Um pouco de conhecimento tinha-o poupado a escrver tanta asneira. Não é a primeira vez que Ricardo Carvalho faz esta choradeira. Já em 2005 fez a mesma cena quando Mourinho o deixou no banco para dar lugar a Gallas.
Aqui fica o link para lhe refrescar a memória: http://www.dailymail.co.uk/sport/football/article-359740/Carvalho-needs-IQ-test-hits-Mourinho.html

Melhores Cumprimentos

Nuno disse...

Pois, Jorge, às vezes apetece-me escrever textos mais descontraídos, em que não defendo nenhum argumento, e que tento ser mais irónico.
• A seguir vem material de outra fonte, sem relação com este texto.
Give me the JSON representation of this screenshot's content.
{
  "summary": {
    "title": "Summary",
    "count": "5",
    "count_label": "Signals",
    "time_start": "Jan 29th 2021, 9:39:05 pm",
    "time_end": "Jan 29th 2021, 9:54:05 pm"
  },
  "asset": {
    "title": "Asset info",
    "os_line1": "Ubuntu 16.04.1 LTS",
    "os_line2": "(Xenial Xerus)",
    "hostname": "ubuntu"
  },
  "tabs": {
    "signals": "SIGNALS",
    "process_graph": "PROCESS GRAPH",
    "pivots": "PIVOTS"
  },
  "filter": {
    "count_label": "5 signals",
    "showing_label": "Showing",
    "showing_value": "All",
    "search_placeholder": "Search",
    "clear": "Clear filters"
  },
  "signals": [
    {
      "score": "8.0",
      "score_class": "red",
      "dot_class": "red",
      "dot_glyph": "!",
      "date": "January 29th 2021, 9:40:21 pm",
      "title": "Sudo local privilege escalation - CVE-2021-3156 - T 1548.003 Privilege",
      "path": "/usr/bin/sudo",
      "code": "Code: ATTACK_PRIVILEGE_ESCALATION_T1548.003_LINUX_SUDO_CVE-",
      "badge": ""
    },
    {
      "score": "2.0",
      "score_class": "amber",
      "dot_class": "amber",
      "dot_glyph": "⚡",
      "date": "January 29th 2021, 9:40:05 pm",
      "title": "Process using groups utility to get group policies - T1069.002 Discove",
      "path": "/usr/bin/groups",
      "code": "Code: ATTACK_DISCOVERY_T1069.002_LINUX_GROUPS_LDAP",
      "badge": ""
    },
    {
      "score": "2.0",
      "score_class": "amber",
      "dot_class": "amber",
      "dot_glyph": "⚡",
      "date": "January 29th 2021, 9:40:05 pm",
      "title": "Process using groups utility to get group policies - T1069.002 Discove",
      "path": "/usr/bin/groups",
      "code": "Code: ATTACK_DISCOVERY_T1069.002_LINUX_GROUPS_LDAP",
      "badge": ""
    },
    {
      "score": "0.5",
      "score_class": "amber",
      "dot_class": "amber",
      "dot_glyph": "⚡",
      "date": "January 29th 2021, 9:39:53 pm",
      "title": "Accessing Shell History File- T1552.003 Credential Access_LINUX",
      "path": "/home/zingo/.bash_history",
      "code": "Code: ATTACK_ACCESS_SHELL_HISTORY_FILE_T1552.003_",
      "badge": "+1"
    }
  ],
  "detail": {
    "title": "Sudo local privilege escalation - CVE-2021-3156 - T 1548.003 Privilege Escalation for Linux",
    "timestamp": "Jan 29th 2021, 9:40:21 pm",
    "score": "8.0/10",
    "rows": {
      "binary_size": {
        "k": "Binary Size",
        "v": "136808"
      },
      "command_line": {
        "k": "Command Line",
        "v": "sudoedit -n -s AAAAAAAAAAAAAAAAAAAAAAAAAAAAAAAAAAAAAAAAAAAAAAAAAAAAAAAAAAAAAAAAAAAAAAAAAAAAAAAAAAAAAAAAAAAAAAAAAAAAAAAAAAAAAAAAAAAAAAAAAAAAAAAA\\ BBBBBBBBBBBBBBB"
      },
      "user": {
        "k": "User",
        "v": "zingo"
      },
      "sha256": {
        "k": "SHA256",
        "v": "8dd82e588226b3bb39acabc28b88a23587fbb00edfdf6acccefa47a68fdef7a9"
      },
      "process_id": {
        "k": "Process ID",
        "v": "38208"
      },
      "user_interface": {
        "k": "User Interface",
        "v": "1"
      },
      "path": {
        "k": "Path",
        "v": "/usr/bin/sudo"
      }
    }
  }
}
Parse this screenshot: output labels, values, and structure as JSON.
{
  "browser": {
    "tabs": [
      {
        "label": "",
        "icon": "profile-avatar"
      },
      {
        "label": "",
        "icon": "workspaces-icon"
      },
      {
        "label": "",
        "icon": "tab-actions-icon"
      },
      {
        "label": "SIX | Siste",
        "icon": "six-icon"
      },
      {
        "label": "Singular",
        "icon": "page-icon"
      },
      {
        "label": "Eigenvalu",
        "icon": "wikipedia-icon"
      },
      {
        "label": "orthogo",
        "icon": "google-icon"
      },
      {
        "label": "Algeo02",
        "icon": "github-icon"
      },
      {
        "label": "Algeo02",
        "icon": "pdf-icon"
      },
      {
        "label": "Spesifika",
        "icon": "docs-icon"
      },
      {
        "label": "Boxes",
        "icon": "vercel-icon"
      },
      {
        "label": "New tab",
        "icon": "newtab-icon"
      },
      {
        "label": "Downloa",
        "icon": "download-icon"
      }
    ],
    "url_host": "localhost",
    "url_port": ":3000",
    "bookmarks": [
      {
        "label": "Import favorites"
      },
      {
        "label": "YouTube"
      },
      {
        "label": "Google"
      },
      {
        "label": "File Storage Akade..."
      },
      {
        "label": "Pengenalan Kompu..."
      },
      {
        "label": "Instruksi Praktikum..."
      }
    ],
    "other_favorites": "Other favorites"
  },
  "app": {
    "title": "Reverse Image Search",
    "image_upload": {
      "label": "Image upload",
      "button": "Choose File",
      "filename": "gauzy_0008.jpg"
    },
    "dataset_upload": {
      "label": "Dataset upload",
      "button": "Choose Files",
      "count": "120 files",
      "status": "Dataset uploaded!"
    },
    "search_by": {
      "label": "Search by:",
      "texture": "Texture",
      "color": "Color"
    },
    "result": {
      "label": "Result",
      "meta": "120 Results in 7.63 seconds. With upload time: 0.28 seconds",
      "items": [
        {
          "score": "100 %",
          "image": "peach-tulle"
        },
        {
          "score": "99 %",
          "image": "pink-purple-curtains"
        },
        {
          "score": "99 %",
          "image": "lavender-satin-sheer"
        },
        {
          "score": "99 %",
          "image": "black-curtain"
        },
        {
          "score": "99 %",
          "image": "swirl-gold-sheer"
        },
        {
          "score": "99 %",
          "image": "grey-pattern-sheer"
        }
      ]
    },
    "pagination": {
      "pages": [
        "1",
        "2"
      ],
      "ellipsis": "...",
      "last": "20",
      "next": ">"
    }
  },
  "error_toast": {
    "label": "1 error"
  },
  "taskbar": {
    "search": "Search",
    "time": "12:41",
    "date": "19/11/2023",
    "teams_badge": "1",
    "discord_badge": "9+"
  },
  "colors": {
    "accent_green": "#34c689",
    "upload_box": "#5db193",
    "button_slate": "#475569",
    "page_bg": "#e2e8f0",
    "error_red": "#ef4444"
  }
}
Podia fazer isso com estes testes, mas, como tu dizes, aquilo parece mais patrocínio e publicidade.

A ver se vejo o Ricky Alvarez, então.

MM diz: "O teu texto afirma a legitimidade da acção do Ricardo Carvalho. Aqui: "Se, em vez disso, percebe autoritarismo, caprichos e obsolescência, é natural e absolutamente legítimo que lhe perca o respeito"

MM, desculpa a sinceridade, mas tenho algumas dificuldades em te fazer chegar aquilo que quero dizer. É legítimo que perca o respeito e é natural que, por causo de ter perdido o respeito, tenha atitudes desrespeitosas. Não se têm atitudes destas só porque sim; isto é motivado por uma perda de respeito que se foi certamente acentuando. E isso é legítimo porque o Paulo Bento também não o respeitou. A atitude, por si, é condenável. Mas é o resultado natural da perda de respeito. E essa é legítima.

"Os pedófilos - muitos deles - foram abusados em crianças, e a explicação para que o sejam passa por aí."

Os pedófilos não vão exercer a pedofilia em quem a exerceu neles. Não é uma relação entre 2 pessoas que está em causa. É um mau exemplo, portanto.

"o Ricardo Carvalho é hoje um individuo muito abastado porque a profissão que exerce remenerou-o como poucas (profissões) o fazem. E se todas as profissões exigem que os profissionais que as exercem se comportem de forma profissional, aquelas mais notórias ou visíveis devem merecer ainda mais cuidado por parte dos seus actores."

Primeiro, não gosto muito da ideia burguesa de que o Ricardo Carvalho tem o privilégio de exercer uma profissão que o remunera bem. Se o Ricardo Carvalho é bem remunerado, é porque faz o que pouca gente consegue fazer. E além disso tem uma exposição pública grande, é facilmente alvo de críticas, etc. É uma parvoíce achar que, só porque ganha bem, tem mais deveres que os outros. Ele já paga a dívida pelo dinheiro que recebe: oferece um espectáculo que poucos conseguiriam oferecer. Ele ganha o que merece, como aliás qualquer jogador de futebol. E não concordo que alguém com mais exposição deva ter mais cuidado do que outros.

"Tu confundes os lugares: os desrespeitos não são semelhantes. A falta de explicação do Paulo Bento caso seja desrespeituosa, não o é na mesma medida quando comparada ao abandono de um estágio por parte de um jogador. É difícil entender? Não acho."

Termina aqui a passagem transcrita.